Читать «Рассказы И. Данилина» онлайн - страница 2

Владимир Михайлович Шулятиков

«Человек – все человек, а не нумер! Он хоть и простой мужик, к примеру, у меня вертельщик, у тебя ткач, а он из того же теста и из тех же мужиков, что и мы с тобой».

И если Мохов и другие подобные ему «хозяева» (напр., «сам», фигурирующий в бытовых очерках «Из записок чернорабочего»), с их чисто домостроевским мировоззрением на фоне текущей экономической жизни являются людьми устаревшими, людьми эпохи, уже отходящей в области исторических преданий, если на порядки, подобные тем, которые царят в мастерских Мохова, следует смотреть, как на вопиющий исторический анахронизм, то рабочих, состоящих под началом Мохова и Ко, нельзя никоим образом упрекнуть в отсталости и приверженности «старине».

Напротив, они – представители прогрессирующей городской цивилизации: условия борьбы за существование, в которые они поставлены, и характер окружающей их обстановки сделали их способными к высокому духовному развитию. Столичная атмосфера и товарищеская среда содействовали подъему уровня их жизненных потребностей, борьба за существование определила рост их умственных сил.

Они чувствуют себя людьми высшей культуры по сравнению с обитателями деревни. Они смеются над серостью деревенской. Они презрительно относятся к мыслительным способностям мужика: мужика, «глупую деревню», по их мнению, может как угодно провести всякий из них.

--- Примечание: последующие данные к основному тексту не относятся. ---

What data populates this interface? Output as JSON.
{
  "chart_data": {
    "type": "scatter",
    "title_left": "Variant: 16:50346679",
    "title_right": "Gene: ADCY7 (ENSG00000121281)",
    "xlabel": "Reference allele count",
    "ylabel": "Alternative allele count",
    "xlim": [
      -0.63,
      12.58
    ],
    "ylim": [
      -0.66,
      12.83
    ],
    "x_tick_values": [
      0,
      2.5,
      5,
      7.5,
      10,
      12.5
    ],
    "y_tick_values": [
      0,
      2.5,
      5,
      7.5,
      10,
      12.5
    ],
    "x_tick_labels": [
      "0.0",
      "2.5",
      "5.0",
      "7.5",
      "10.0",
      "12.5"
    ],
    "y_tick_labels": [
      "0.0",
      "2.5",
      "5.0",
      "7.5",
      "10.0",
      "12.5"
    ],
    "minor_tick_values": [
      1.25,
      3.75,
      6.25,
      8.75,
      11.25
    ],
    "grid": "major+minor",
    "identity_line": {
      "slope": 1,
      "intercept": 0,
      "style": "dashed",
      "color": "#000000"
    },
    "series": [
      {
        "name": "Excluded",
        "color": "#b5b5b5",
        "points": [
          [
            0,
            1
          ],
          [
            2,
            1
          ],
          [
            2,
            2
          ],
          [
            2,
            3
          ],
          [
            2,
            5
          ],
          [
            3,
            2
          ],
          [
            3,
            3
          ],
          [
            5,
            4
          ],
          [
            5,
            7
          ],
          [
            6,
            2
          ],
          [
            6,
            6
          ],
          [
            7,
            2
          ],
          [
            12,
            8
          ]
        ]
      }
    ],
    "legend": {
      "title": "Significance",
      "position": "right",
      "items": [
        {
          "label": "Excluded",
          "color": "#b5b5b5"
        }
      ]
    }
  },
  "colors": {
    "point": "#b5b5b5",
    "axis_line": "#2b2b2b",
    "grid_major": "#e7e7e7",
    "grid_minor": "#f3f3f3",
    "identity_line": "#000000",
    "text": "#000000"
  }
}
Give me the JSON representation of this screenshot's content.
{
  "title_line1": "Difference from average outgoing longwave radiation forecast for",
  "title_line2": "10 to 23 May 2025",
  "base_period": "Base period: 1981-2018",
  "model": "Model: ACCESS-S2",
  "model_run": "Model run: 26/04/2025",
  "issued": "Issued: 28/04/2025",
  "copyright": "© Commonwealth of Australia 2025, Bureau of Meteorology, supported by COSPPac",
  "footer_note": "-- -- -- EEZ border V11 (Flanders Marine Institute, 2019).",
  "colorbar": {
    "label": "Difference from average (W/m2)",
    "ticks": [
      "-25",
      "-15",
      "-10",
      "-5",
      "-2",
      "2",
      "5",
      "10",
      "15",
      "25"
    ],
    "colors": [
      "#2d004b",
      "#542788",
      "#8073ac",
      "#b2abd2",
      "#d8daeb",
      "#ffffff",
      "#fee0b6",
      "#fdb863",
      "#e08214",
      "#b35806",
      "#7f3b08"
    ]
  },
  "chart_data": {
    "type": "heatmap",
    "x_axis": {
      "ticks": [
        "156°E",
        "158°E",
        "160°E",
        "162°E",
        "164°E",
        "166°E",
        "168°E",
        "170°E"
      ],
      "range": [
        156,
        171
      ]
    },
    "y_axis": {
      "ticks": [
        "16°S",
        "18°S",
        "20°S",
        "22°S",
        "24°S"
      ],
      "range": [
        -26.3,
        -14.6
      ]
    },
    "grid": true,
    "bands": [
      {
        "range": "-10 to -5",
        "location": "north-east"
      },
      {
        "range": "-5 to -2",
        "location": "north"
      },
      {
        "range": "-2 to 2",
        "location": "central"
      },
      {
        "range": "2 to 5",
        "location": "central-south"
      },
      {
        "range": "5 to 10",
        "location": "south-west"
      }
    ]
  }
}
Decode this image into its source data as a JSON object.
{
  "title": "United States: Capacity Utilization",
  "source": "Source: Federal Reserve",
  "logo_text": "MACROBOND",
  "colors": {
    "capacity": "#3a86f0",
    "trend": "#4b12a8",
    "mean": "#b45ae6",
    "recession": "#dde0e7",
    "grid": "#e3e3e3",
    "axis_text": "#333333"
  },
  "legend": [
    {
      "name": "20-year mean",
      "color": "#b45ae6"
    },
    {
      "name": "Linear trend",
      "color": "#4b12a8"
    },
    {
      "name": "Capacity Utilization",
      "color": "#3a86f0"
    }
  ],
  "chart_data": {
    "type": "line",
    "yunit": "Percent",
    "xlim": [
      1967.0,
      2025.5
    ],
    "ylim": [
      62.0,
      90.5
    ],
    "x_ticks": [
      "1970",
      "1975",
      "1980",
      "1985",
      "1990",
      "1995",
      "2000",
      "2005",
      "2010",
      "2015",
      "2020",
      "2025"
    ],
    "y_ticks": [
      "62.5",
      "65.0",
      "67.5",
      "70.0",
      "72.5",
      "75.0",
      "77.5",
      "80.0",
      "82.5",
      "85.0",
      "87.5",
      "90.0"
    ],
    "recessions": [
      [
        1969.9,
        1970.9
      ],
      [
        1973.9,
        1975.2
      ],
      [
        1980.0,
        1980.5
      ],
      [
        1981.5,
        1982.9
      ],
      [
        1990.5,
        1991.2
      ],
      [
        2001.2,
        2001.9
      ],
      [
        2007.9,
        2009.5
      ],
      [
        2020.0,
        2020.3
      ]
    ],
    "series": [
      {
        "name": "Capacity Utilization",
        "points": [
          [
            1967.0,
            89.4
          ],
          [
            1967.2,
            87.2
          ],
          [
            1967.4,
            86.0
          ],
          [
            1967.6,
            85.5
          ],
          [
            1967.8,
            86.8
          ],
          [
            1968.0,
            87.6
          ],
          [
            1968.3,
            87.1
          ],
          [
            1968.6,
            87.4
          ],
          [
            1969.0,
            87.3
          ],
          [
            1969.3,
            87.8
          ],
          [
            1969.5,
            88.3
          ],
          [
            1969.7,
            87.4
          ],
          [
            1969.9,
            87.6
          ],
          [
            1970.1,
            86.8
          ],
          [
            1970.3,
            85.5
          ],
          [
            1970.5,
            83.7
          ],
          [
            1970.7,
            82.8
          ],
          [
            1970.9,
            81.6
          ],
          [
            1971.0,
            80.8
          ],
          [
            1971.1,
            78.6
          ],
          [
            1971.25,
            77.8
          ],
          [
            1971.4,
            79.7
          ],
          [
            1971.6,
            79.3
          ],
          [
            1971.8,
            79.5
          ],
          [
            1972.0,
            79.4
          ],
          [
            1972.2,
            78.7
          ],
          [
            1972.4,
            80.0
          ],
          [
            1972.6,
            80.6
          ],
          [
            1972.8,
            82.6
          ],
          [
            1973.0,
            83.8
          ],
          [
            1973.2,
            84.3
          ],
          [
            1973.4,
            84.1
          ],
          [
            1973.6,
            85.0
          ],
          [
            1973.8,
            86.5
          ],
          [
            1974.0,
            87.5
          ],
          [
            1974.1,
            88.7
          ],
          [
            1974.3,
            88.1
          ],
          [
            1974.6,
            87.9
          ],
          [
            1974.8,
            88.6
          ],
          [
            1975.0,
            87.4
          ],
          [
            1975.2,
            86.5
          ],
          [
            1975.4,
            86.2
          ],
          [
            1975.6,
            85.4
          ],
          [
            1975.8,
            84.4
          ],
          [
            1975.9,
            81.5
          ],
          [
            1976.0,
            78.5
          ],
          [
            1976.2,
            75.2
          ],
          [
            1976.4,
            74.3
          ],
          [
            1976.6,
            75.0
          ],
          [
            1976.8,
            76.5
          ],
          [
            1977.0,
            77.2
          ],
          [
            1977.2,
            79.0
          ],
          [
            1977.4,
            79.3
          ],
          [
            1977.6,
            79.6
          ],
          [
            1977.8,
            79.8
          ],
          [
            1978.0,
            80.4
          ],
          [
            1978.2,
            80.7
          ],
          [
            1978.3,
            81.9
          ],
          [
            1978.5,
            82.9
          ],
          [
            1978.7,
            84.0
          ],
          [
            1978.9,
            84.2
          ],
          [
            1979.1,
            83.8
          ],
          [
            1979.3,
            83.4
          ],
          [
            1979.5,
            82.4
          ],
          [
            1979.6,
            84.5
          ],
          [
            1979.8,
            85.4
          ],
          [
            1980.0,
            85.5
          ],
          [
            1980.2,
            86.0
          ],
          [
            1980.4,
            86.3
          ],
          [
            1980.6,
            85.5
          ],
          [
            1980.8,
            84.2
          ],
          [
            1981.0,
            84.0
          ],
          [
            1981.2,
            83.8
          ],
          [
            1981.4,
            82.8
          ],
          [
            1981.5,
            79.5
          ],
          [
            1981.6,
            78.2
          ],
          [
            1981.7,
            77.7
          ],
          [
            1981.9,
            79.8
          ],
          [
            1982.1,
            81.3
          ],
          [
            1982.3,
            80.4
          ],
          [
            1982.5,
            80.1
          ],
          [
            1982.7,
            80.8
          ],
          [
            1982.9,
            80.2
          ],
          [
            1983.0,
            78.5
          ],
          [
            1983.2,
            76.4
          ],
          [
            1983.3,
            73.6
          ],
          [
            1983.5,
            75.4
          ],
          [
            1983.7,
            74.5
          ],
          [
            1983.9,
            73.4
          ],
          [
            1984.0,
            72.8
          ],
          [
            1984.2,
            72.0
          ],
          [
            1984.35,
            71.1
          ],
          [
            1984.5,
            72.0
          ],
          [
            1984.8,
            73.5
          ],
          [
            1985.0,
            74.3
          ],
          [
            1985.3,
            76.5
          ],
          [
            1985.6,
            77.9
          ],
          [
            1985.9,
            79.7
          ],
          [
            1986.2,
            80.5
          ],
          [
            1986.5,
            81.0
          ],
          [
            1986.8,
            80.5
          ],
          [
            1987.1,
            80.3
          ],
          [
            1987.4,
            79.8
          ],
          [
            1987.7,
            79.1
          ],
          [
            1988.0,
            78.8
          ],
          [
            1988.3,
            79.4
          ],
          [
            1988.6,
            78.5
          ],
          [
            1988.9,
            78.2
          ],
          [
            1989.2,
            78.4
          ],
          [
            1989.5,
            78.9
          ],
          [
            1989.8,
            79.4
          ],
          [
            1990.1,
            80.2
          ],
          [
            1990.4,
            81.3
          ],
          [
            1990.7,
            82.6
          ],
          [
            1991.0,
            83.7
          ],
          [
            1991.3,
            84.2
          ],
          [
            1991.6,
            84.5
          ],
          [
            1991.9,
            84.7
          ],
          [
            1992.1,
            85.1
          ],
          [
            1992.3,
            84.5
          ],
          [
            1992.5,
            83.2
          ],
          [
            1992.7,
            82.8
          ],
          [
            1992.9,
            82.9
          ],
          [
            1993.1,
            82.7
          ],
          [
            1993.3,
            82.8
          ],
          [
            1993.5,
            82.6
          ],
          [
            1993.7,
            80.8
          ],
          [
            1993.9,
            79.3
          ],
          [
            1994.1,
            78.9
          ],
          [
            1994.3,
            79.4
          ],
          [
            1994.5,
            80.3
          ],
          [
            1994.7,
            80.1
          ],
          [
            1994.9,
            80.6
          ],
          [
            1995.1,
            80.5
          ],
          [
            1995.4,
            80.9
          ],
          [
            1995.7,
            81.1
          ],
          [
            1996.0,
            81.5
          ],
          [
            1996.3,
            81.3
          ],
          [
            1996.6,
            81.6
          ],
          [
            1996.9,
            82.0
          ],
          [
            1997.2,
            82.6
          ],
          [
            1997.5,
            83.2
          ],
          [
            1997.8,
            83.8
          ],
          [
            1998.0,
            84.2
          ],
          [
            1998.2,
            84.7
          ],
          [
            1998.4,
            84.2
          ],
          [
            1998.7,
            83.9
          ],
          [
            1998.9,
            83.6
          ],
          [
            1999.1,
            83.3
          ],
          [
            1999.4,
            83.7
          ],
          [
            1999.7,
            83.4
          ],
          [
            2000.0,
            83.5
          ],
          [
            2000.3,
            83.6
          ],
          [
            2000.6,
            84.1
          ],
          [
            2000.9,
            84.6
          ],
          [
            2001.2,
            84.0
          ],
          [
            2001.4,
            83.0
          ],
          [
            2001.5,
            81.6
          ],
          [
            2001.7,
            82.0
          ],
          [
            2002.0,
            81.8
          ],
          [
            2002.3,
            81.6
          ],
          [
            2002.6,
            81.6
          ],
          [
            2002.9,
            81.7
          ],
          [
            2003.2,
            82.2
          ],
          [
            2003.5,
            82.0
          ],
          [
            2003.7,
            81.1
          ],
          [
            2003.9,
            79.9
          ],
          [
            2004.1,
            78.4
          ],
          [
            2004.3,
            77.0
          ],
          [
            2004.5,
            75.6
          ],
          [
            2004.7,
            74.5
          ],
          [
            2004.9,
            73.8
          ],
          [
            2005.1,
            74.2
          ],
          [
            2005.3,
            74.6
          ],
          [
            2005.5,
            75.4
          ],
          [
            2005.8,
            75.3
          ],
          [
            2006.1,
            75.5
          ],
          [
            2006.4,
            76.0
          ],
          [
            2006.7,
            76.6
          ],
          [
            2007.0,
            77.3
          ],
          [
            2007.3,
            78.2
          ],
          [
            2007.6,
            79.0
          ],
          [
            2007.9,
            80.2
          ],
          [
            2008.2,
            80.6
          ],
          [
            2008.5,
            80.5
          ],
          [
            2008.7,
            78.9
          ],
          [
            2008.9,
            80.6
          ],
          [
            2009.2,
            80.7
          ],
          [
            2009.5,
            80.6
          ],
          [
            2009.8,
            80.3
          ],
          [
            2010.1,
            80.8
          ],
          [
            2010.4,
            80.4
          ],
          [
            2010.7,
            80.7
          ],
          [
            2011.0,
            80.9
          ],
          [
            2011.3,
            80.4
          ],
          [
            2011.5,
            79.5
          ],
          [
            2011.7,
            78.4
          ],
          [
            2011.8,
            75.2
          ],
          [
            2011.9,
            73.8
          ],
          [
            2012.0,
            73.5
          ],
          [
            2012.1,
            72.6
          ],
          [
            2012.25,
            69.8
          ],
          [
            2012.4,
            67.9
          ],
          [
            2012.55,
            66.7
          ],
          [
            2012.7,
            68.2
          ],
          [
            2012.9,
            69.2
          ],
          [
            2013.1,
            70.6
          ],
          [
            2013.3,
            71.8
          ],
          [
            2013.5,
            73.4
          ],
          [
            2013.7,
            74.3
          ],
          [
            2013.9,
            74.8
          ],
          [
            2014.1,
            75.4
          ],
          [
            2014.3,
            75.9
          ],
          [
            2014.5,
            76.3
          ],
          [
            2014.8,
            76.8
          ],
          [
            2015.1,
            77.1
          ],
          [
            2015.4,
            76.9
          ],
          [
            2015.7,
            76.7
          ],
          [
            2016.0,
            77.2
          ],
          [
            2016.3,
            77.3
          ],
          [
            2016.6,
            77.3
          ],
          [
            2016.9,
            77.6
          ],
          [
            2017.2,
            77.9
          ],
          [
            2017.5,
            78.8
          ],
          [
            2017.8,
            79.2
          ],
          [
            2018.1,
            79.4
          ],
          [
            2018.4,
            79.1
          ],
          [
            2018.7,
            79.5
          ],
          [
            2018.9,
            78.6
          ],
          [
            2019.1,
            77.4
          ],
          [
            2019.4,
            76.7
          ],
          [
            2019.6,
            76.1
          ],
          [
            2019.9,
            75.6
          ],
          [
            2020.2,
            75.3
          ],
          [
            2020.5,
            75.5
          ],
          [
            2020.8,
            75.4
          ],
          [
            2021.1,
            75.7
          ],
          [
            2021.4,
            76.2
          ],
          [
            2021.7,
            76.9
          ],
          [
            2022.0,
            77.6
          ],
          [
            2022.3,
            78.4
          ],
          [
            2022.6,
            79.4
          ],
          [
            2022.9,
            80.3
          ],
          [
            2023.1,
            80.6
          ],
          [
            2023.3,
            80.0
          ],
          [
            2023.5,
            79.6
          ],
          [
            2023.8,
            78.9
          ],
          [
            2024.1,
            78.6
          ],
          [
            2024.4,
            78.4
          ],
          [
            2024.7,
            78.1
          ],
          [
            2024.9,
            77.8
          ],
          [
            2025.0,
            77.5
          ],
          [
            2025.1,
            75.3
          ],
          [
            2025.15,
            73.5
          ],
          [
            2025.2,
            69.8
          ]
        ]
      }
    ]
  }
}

Кроме того, они ненавидят мужика за его жадность к деньгам.

Остроумный рабочий Зуда (герой рассказа того же имени) увидел однажды во дворе фабрики деревенского мужика, стоящего и недоумевающим взглядом окидывающего окна фабричного корпуса. Зуда держался того убеждения, что крестьяне только и способны, что «жаловаться да канючить о деньгах». Предполагая, что и этот мужик непременно явился на фабрику к кому-нибудь из родственников для получки денег, он решил тот час же устроить ему «пакость», посмеяться над «пауком». «Паук своего рода, человек работает, а он из него деньги тянет».

Крестьянин обратился к нему с просьбой указать, где живет его сын Федот. В голове Зуды моментально созрел «план». Зуда объяснил «пауку», что сын его здесь, только видеть его сейчас нельзя, потому что он «невесту смотрит».

– Как невесту? – изумился мужик и часто-часто замигал глазами. Как же это невесту, не посоветовавшись с родными?

– Кто же теперь советуется с родными, не старое время! – вздохнул Зуда, желая вызвать мужика на откровенность.

– Поштенный, – жалобно обратился мужик к Зуде, – яви божецкую милость, отведи ты меня на смотрины-то на эти. Я бы ему дал, как невесты без ведома родителев смотреть.

– Ну, что же, пожалуй, – согласился Зуда. – Пойдем.

Они пошли. Федот, прифранченный, в лакированных сапогах, в шерстяной голубой рубахе и цветном жилете, «при цепочке», сидел на тумбе, окруженный толпой чулочниц – обитательниц соседнего дома, перед которыми он любил щегольнуть. Зуда объявил, что все это – невесты. Мужик поверил, вышел из себя, осыпал Федота упреками за непростительное дорогостоящее франтовство, а главное за намерение жениться не в деревне, не на «хозяйственной девке», без родительной воли. «Нет тебе нашего благословения на свадьбу и жену твою я в дом не пущу, – хрипло шептал он – и паспорта не дам, и тебя потребую по этапу».